Indicator constraints consist of a binary variable and a linear constraint. The constraint holds when the binary variable takes the value 1. The constraint may or may not hold when the binary variable takes the value 0. To enforce the constraint x + y <= 1 when the binary variable a is 1, use:
julia> model = Model();
julia> @variable(model, x)
x
julia> @variable(model, y)
y
julia> @variable(model, a, Bin)
a
julia> @constraint(model, a --> {x + y <= 1})
a --> {x + y ≤ 1}
Now, is only one of the two logical implications implemented? Namely, if the binary variable a==1, then the inequality is satisfied enforced, but how about the other logical implications? That is, if the inequality is satisfied, does it imply that the binary variable is 1?
And if not, can it be expressed somehow? The warning in the documentation reads
You cannot use an expression for the left-hand side of an indicator constraint.
which suggests that it is just not allowed to write anything like
There is no support for reversing the direction of the implication.
The main reason is that some solvers have special support for the variable-implies-inequality type of constraint, and they don’t have support for inequality-implies-variable.
I’m not sure if there is an easy way to write the one-sided implication off the top of my head. Someone else might have an idea.
Do you want the reification?
model = Model()
@variable(model, x)
@variable(model, y)
@variable(model, a, Bin)
@constraint(model, a --> {x + y <= 1})
@constraint(model, !a --> {x + y >= 1+1e-6})
I am not sure I understand the term reification, an in particular in this context here. But yes, the last two lines in your code, that is
@constraint(model, a --> {x + y <= 1})
@constraint(model, !a --> {x + y >= 1+1e-6})
seem to do the job. So, what are the shortcomings of this solution (besides the epsilon tolerance)?

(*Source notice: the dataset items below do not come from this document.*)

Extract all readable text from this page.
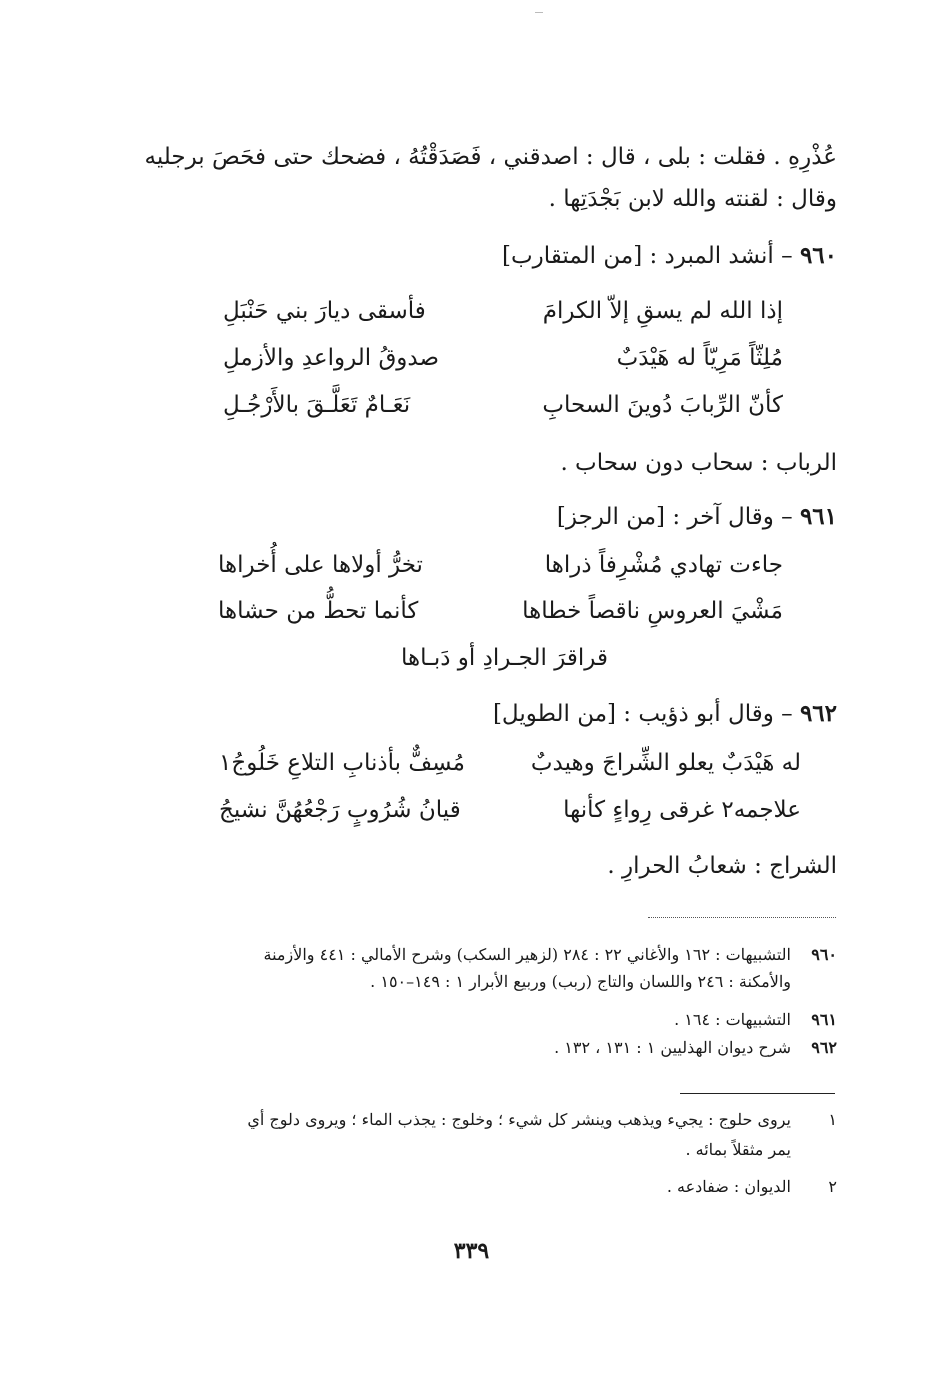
عُذْرِهِ . فقلت : بلى ، قال : اصدقني ، فَصَدَقْتُهُ ، فضحك حتى فحَصَ برجليه
وقال : لقنته والله لابن بَجْدَتِها .
٩٦٠ – أنشد المبرد : [من المتقارب]
إذا الله لم يسقِ إلاّ الكرامَ
فأسقى ديارَ بني حَنْبَلِ
مُلِثّاً مَرِيّاً له هَيْدَبٌ
صدوقُ الرواعدِ والأزملِ
كأنّ الرِّبابَ دُوينَ السحابِ
نَعَـامٌ تَعَلَّـقَ بالأَرْجُـلِ
الرباب : سحاب دون سحاب .
٩٦١ – وقال آخر : [من الرجز]
جاءت تهادي مُشْرِفاً ذراها
تخرُّ أولاها على أُخراها
مَشْيَ العروسِ ناقصاً خطاها
كأنما تحطُّ من حشاها
قراقرَ الجـرادِ أو دَبـاها
٩٦٢ – وقال أبو ذؤيب : [من الطويل]
له هَيْدَبٌ يعلو الشِّراجَ وهيدبٌ
مُسِفٌّ بأذنابِ التلاعِ خَلُوجُ١
علاجمه٢ غرقى رِواءٍ كأنها
قيانُ شُرُوبٍ رَجْعُهُنَّ نشيجُ
الشراج : شعابُ الحرارِ .
٩٦٠
التشبيهات : ١٦٢ والأغاني ٢٢ : ٢٨٤ (لزهير السكب) وشرح الأمالي : ٤٤١ والأزمنة
والأمكنة : ٢٤٦ واللسان والتاج (ربب) وربيع الأبرار ١ : ١٤٩–١٥٠ .
٩٦١
التشبيهات : ١٦٤ .
٩٦٢
شرح ديوان الهذليين ١ : ١٣١ ، ١٣٢ .
١
يروى حلوج : يجيء ويذهب وينشر كل شيء ؛ وخلوج : يجذب الماء ؛ ويروى دلوج أي
يمر مثقلاً بمائه .
٢
الديوان : ضفادعه .
٣٣٩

I know I can always resort to the Big-M technique for both implications. But now I understand that for the forward implication (a=1) \implies (x+y\leq 1) some mixed-integer solvers offer a more straightforward path by switching certain linear constraints on or off. At first I thought that for the backward implication (x+y\leq 1) \implies (a=1), I will have to resort to the Big-M stuff. But the reformulation \neg (a=1) \implies \neg(x+y\leq 1), that is, (a=0) \implies (x+y> 1) seems to offer an elegant trick to avoid the big-M reformulation. I suspect it must have some shortcoming.